Doch der Vampir beharrte darauf, er hatte seine Gründe. Als er in die Nähe des Regals S gelangte, stürzte aus dem obersten Regalabteil ein großes Buch heraus. Er blickte nach oben und erkannte wie im Schatten des Dunekls ein Tier verschwand, vielleicht ein Eichhörnchen, vielleicht eine Ratte oder etwas ganz anderes.
Der Vampir kniete nieder. "Die Wesen der Weihnacht", stand in goldenen Lettern darauf geschrieben. Ein Mann in rot mit weißem Bart, Weihnachtswichtel und auch der Grinch waren darauf zu sehen. Jusake eilte herbei: "Mein Herr verzeiht, es stand wohl nicht richtig, ich werde es an mich nehmen und zurückstellen.", der Tengu griff bereits nach dem Einband, da entzog es ihm der Vampir: "Es hat mein Interesse geweckt, ich werde es mir vorher genauer besehen wollen."
Wieder an seinem Platz blätterte Vlad durch die Seiten des Werks. Eine wirklich interessante Lektüre. Weihnachten, das hatte Vlad immer mit dem Weihnachtsmann und sein Wichteln verbunden. Angestellte praktisch und doch war es eine Familie mit einem sehr stressigen Weihnachtsfest. Aber scheinbar hatte er den Job erst seit 1770 unter seinem heutigen Firmennamen geführt. Davor teilte er sich das Unternehmen mit...
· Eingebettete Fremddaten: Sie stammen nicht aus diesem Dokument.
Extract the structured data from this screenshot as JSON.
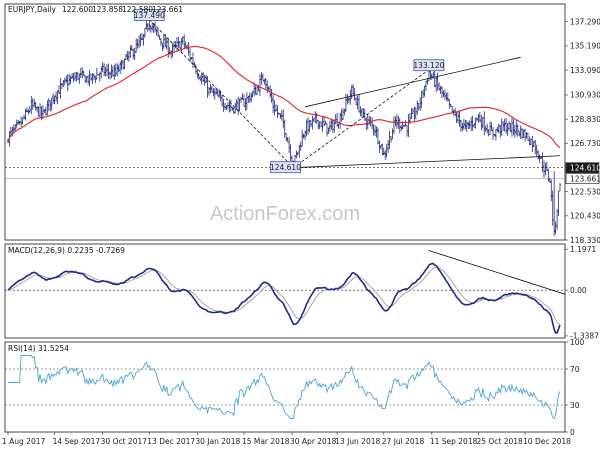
{
  "chart_data": [
    {
      "type": "ohlc",
      "symbol": "EURJPY,Daily",
      "readout": {
        "open": "122.600",
        "high": "123.858",
        "low": "122.580",
        "close": "123.661"
      },
      "ylim": [
        118.33,
        138.83
      ],
      "yticks": [
        {
          "v": 137.29,
          "t": "137.290"
        },
        {
          "v": 135.19,
          "t": "135.190"
        },
        {
          "v": 133.09,
          "t": "133.090"
        },
        {
          "v": 130.93,
          "t": "130.930"
        },
        {
          "v": 128.83,
          "t": "128.830"
        },
        {
          "v": 126.73,
          "t": "126.730"
        },
        {
          "v": 124.63,
          "t": "124.630"
        },
        {
          "v": 122.53,
          "t": "122.530"
        },
        {
          "v": 120.43,
          "t": "120.430"
        },
        {
          "v": 118.33,
          "t": "118.330"
        }
      ],
      "price_labels": [
        {
          "v": 124.61,
          "t": "124.610",
          "style": "dark"
        },
        {
          "v": 123.661,
          "t": "123.661",
          "style": "current"
        }
      ],
      "annotations": [
        {
          "text": "137.490",
          "value": 137.49,
          "date_index": 97
        },
        {
          "text": "133.120",
          "value": 133.12,
          "date_index": 289
        },
        {
          "text": "124.610",
          "value": 124.61,
          "date_index": 196
        }
      ],
      "watermark": "ActionForex.com",
      "moving_average": {
        "color": "#e0232a"
      },
      "bar_color": "#1f2a7a"
    },
    {
      "type": "line",
      "name": "MACD(12,26,9) 0.2235 -0.7269",
      "ylim": [
        -1.4,
        1.35
      ],
      "yticks": [
        {
          "v": 1.1971,
          "t": "1.1971"
        },
        {
          "v": 0,
          "t": "0.00"
        },
        {
          "v": -1.3387,
          "t": "-1.3387"
        }
      ],
      "zero_line": true,
      "colors": {
        "macd": "#1f2a8a",
        "signal": "#a0a0a0",
        "trendline": "#000000"
      }
    },
    {
      "type": "line",
      "name": "RSI(14) 31.5254",
      "ylim": [
        0,
        100
      ],
      "yticks": [
        {
          "v": 100,
          "t": "100"
        },
        {
          "v": 70,
          "t": "70"
        },
        {
          "v": 30,
          "t": "30"
        },
        {
          "v": 0,
          "t": "0"
        }
      ],
      "levels": [
        70,
        30
      ],
      "color": "#4aa3d8"
    }
  ],
  "x_axis": {
    "labels": [
      {
        "t": "1 Aug 2017",
        "i": 0
      },
      {
        "t": "14 Sep 2017",
        "i": 32
      },
      {
        "t": "30 Oct 2017",
        "i": 65
      },
      {
        "t": "13 Dec 2017",
        "i": 97
      },
      {
        "t": "30 Jan 2018",
        "i": 130
      },
      {
        "t": "15 Mar 2018",
        "i": 162
      },
      {
        "t": "30 Apr 2018",
        "i": 195
      },
      {
        "t": "13 Jun 2018",
        "i": 226
      },
      {
        "t": "27 Jul 2018",
        "i": 258
      },
      {
        "t": "11 Sep 2018",
        "i": 291
      },
      {
        "t": "25 Oct 2018",
        "i": 323
      },
      {
        "t": "10 Dec 2018",
        "i": 355
      }
    ]
  }
}
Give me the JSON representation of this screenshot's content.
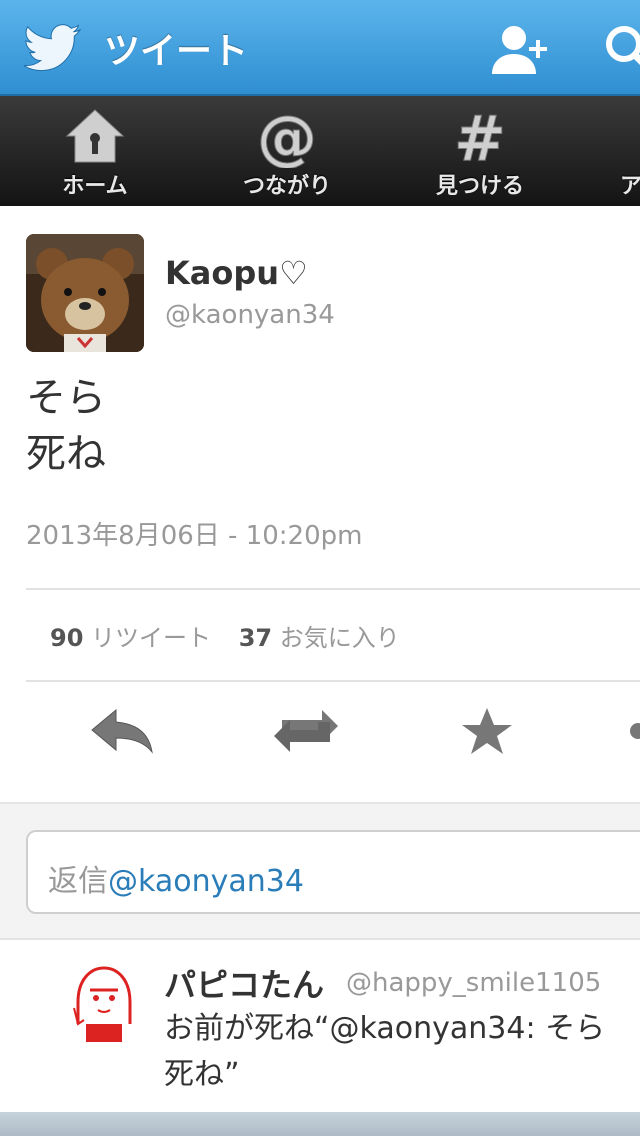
{
  "header": {
    "title": "ツイート",
    "icons": [
      "twitter-bird-icon",
      "add-user-icon",
      "search-icon"
    ]
  },
  "nav": {
    "items": [
      {
        "label": "ホーム",
        "icon": "home-icon"
      },
      {
        "label": "つながり",
        "icon": "at-icon"
      },
      {
        "label": "見つける",
        "icon": "hashtag-icon"
      },
      {
        "label": "ア",
        "icon": "me-icon"
      }
    ]
  },
  "tweet": {
    "name": "Kaopu♡",
    "handle": "@kaonyan34",
    "text_lines": [
      "そら",
      "死ね"
    ],
    "timestamp": "2013年8月06日 - 10:20pm",
    "retweets_count": "90",
    "retweets_label": "リツイート",
    "favorites_count": "37",
    "favorites_label": "お気に入り",
    "actions": [
      "reply-icon",
      "retweet-icon",
      "favorite-icon",
      "more-icon"
    ]
  },
  "reply_input": {
    "prefix": "返信",
    "mention": "@kaonyan34"
  },
  "reply": {
    "name": "パピコたん",
    "handle": "@happy_smile1105",
    "text_lines": [
      "お前が死ね“@kaonyan34: そら",
      "死ね”"
    ]
  },
  "colors": {
    "header_blue": "#3d9ee0",
    "nav_dark": "#1c1c1c",
    "link_blue": "#2a7db8",
    "muted_gray": "#999999"
  }
}
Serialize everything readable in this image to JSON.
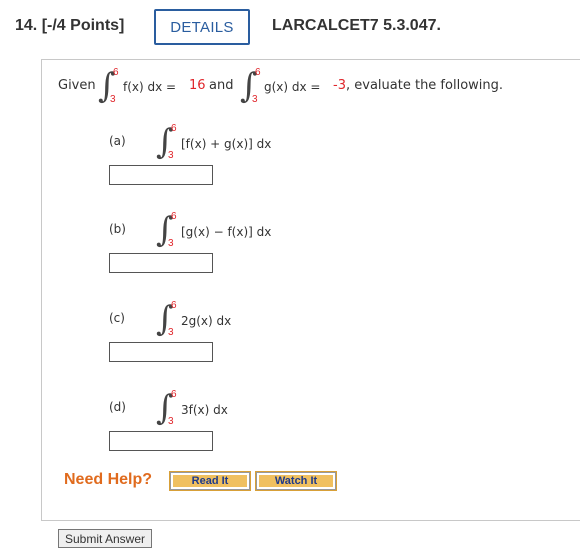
{
  "header": {
    "question_number": "14.",
    "points": "[-/4 Points]",
    "details_label": "DETAILS",
    "problem_code": "LARCALCET7 5.3.047."
  },
  "given": {
    "prefix": "Given",
    "f_integrand": "f(x) dx =",
    "f_value": "16",
    "and_text": "and",
    "g_integrand": "g(x) dx =",
    "g_value": "-3",
    "suffix": ", evaluate the following.",
    "upper_limit": "6",
    "lower_limit": "3"
  },
  "parts": [
    {
      "label": "(a)",
      "expression": "[f(x) + g(x)] dx",
      "upper": "6",
      "lower": "3",
      "answer": ""
    },
    {
      "label": "(b)",
      "expression": "[g(x) − f(x)] dx",
      "upper": "6",
      "lower": "3",
      "answer": ""
    },
    {
      "label": "(c)",
      "expression": "2g(x) dx",
      "upper": "6",
      "lower": "3",
      "answer": ""
    },
    {
      "label": "(d)",
      "expression": "3f(x) dx",
      "upper": "6",
      "lower": "3",
      "answer": ""
    }
  ],
  "help": {
    "label": "Need Help?",
    "read_it": "Read It",
    "watch_it": "Watch It"
  },
  "submit_label": "Submit Answer"
}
Vlad pfefferte das Buch zu. Das war es! Er war sich ganz sicher!
Einer der Tengu flatterte bereits auf ihn zu, ihn zu ersuchen sorgsamer mit den Büchern umzugehen. Der Vampir formulierte eine halbherzige Entschuldigung und erkundigte sich, ob die Bibiliothek auch Bücher über Eichhörnchen besäße. Der Tengu führte den Vampir mit fragendem Blick zu den Büchern, von denen nur wirklich eins für ihn relevant schien. Er las es mit Interesse und schloss den Einband mit einem mysteriösen: "Ich verstehe."